The bill strengthens oversight, transparency, and targeted payments to reduce fraud and support home hospice and respite care, but does so with moratoria, enforcement tools, payment complexity, and temporary cost increases that may limit new provider entry, raise administrative burdens, and create transitional uncertainties.
Medicare beneficiaries and taxpayers: stronger oversight (moratoria, prepayment review, ownership disclosure, audits, technical expert panels, more frequent surveys, medical director and face-to-face recertification requirements) reduces fraud, improper payments, and raises care accountability.
Hospice programs and patients who receive home hospice: temporary higher payments for routine home care (400% of FY2027 rate, adjusted annually from Oct 1, 2027–Sept 30, 2032) increases revenue available to deliver and sustain home hospice services.
Seniors, caregivers, and families: authorized Medicare payment and a defined methodology for short-term home respite care (beginning Oct 1, 2029) improves access to paid respite services and caregiver support.
Medicare beneficiaries in some communities: temporary moratoria on new hospice enrollments and locations can reduce local availability of hospice services and limit patient choice.
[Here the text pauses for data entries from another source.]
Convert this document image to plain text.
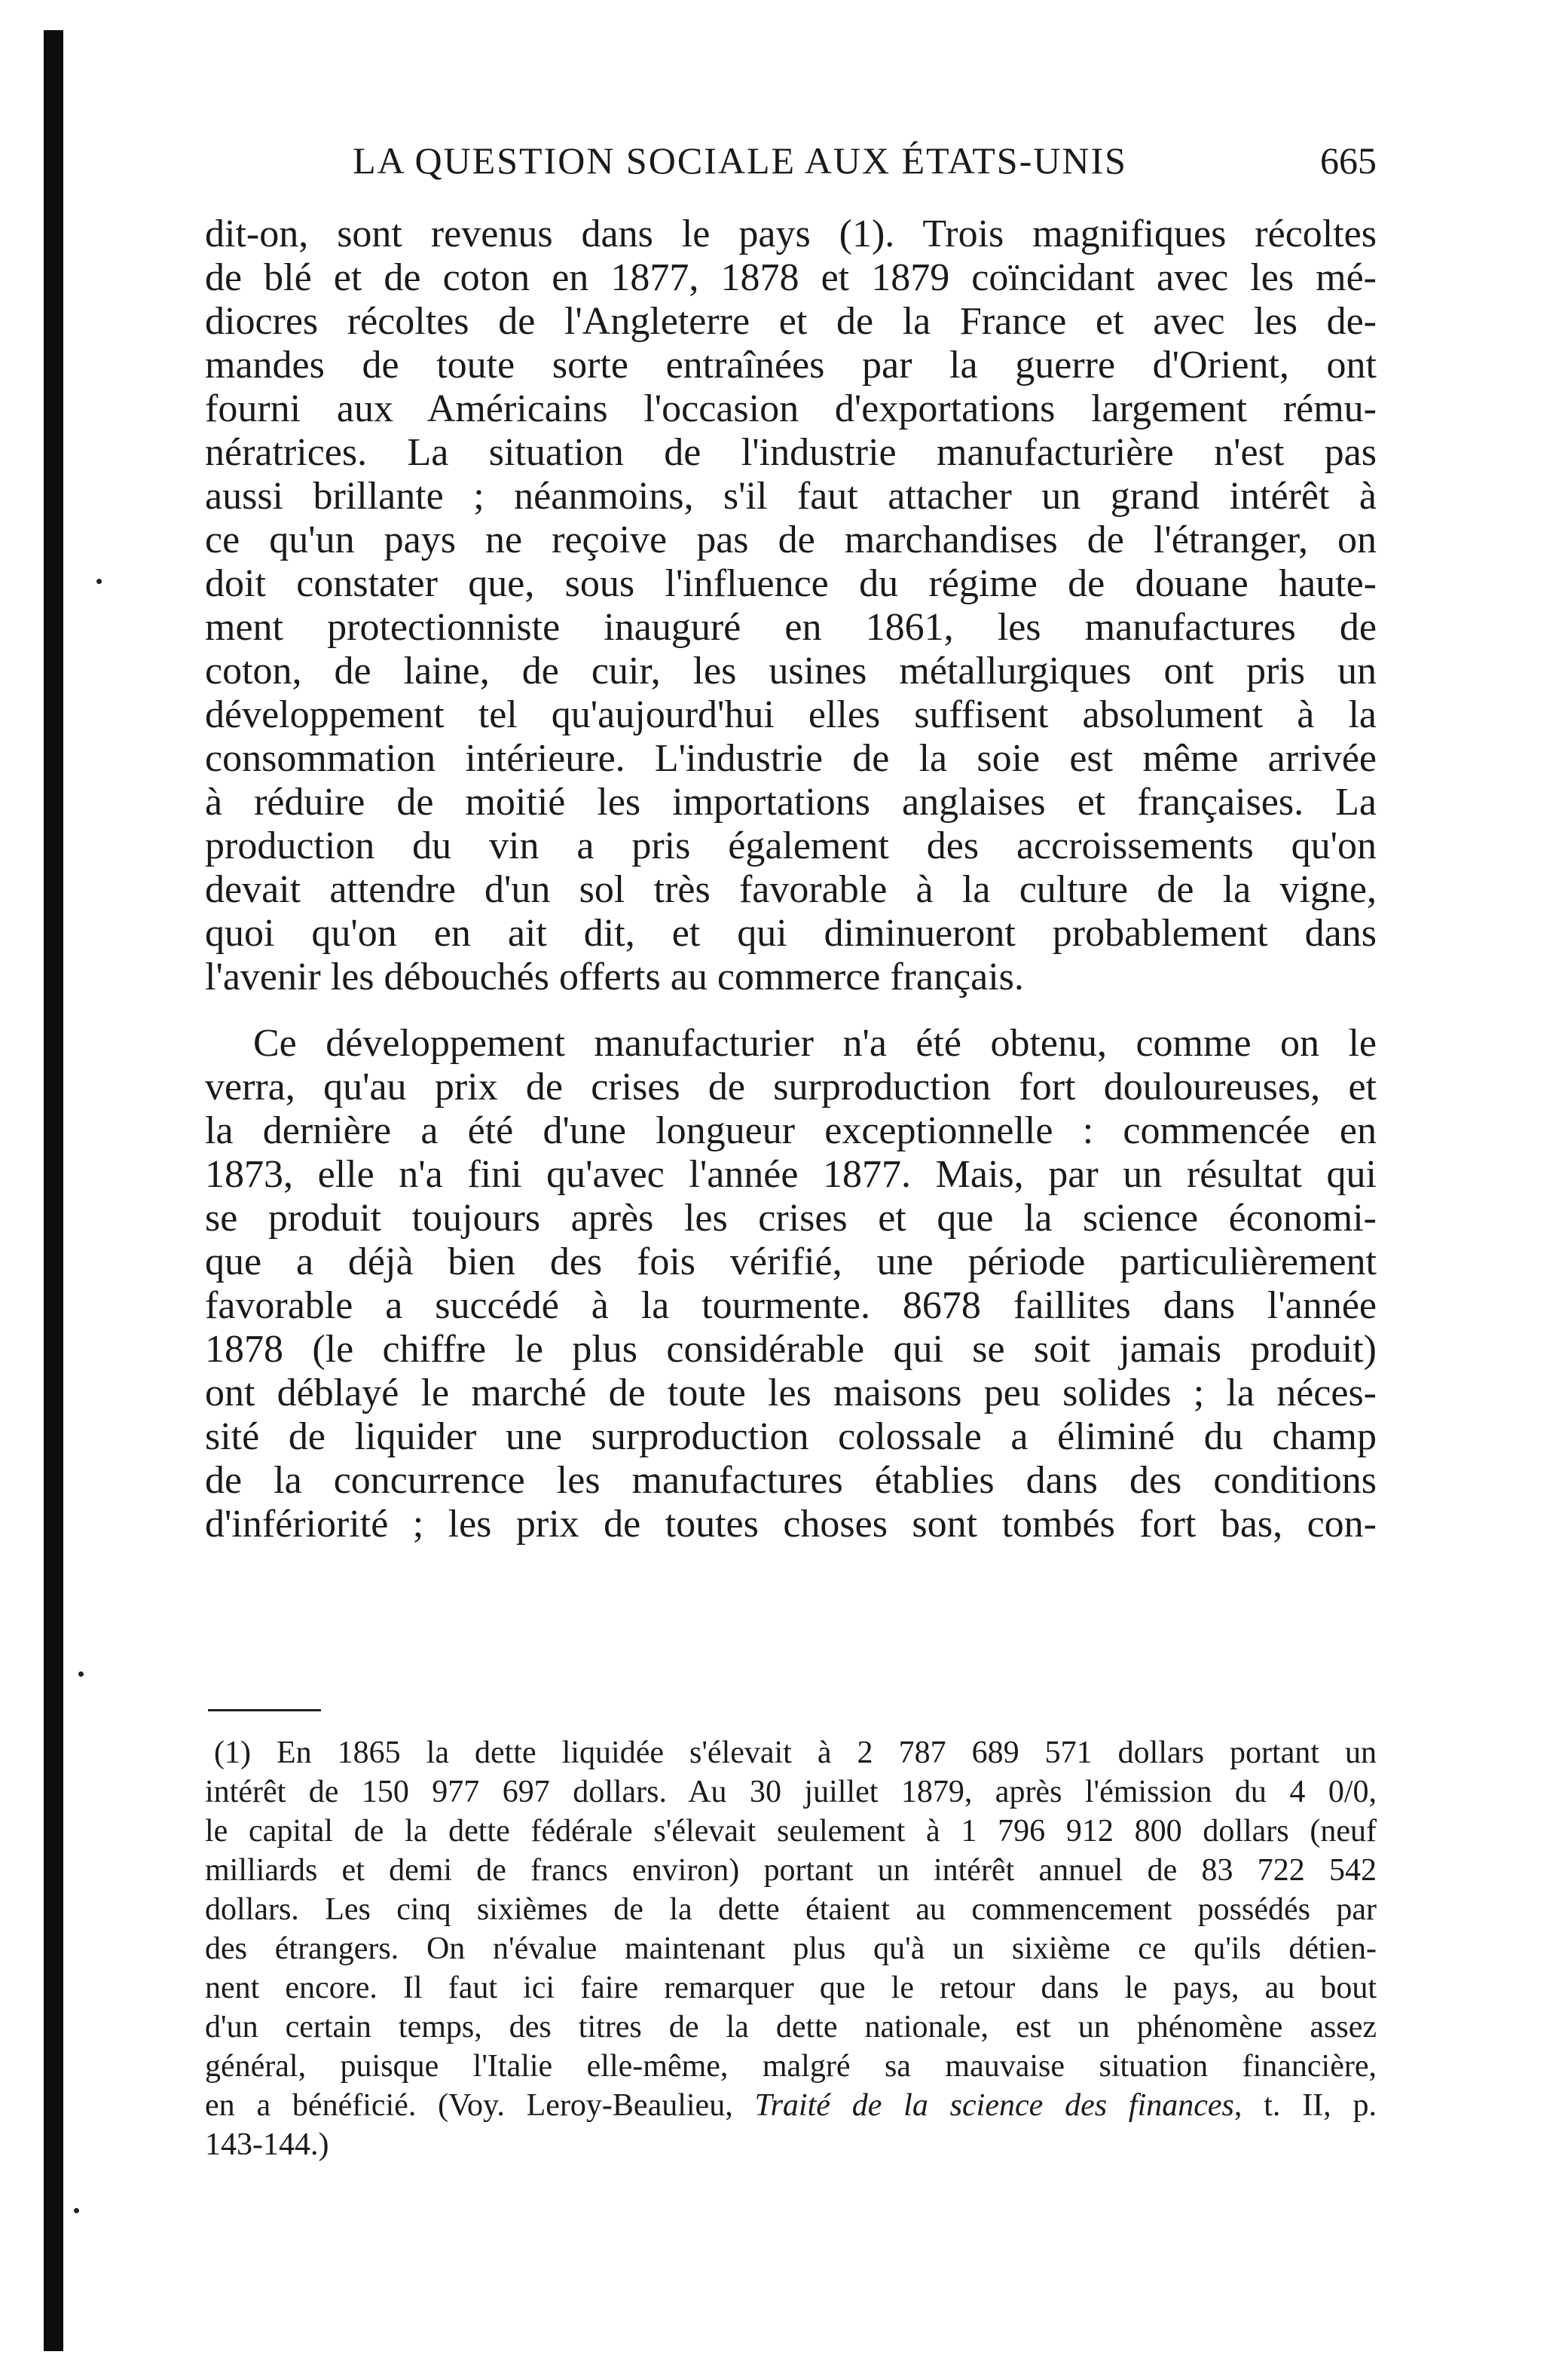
LA QUESTION SOCIALE AUX ÉTATS-UNIS	665
dit-on, sont revenus dans le pays (1). Trois magnifiques récoltes
de blé et de coton en 1877, 1878 et 1879 coïncidant avec les mé-
diocres récoltes de l'Angleterre et de la France et avec les de-
mandes de toute sorte entraînées par la guerre d'Orient, ont
fourni aux Américains l'occasion d'exportations largement rému-
nératrices. La situation de l'industrie manufacturière n'est pas
aussi brillante ; néanmoins, s'il faut attacher un grand intérêt à
ce qu'un pays ne reçoive pas de marchandises de l'étranger, on
doit constater que, sous l'influence du régime de douane haute-
ment protectionniste inauguré en 1861, les manufactures de
coton, de laine, de cuir, les usines métallurgiques ont pris un
développement tel qu'aujourd'hui elles suffisent absolument à la
consommation intérieure. L'industrie de la soie est même arrivée
à réduire de moitié les importations anglaises et françaises. La
production du vin a pris également des accroissements qu'on
devait attendre d'un sol très favorable à la culture de la vigne,
quoi qu'on en ait dit, et qui diminueront probablement dans
l'avenir les débouchés offerts au commerce français.
Ce développement manufacturier n'a été obtenu, comme on le
verra, qu'au prix de crises de surproduction fort douloureuses, et
la dernière a été d'une longueur exceptionnelle : commencée en
1873, elle n'a fini qu'avec l'année 1877. Mais, par un résultat qui
se produit toujours après les crises et que la science économi-
que a déjà bien des fois vérifié, une période particulièrement
favorable a succédé à la tourmente. 8678 faillites dans l'année
1878 (le chiffre le plus considérable qui se soit jamais produit)
ont déblayé le marché de toute les maisons peu solides ; la néces-
sité de liquider une surproduction colossale a éliminé du champ
de la concurrence les manufactures établies dans des conditions
d'infériorité ; les prix de toutes choses sont tombés fort bas, con-
(1) En 1865 la dette liquidée s'élevait à 2 787 689 571 dollars portant un
intérêt de 150 977 697 dollars. Au 30 juillet 1879, après l'émission du 4 0/0,
le capital de la dette fédérale s'élevait seulement à 1 796 912 800 dollars (neuf
milliards et demi de francs environ) portant un intérêt annuel de 83 722 542
dollars. Les cinq sixièmes de la dette étaient au commencement possédés par
des étrangers. On n'évalue maintenant plus qu'à un sixième ce qu'ils détien-
nent encore. Il faut ici faire remarquer que le retour dans le pays, au bout
d'un certain temps, des titres de la dette nationale, est un phénomène assez
général, puisque l'Italie elle-même, malgré sa mauvaise situation financière,
en a bénéficié. (Voy. Leroy-Beaulieu, Traité de la science des finances, t. II, p.
143-144.)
Patients served by sanctioned providers: aggressive enforcement tools (billing privilege suspensions, enrollment revocations) risk temporary care interruptions if transitions are not carefully managed.
Hospice providers and CMS: extensive new reviews, revalidations, reporting, audits, wage-adjusted caps and payment complexity increase administrative burden, compliance costs, and may slow payments or require system upgrades.
Based on analysis of 3 sections of legislative text.
Places temporary moratoria on most new Medicare hospice enrollments and programs, applies targeted prepayment review, and revises hospice payment rules including a temporary high home‑care rate.
Introduced March 17, 2026 by Linda T. Sánchez · Last progress March 17, 2026
Creates temporary, nationwide limits on new Medicare hospice enrollments and new hospice programs, applies heightened prepayment review to certain hospice care, and changes how Medicare pays for hospice services — including temporary higher payments for specific routine home-care services. It requires HHS to publish and implement the moratoria quickly, permit narrow exceptions for underserved areas, report to Congress, and set new payment-adjustment rules and definitions for hospice visits.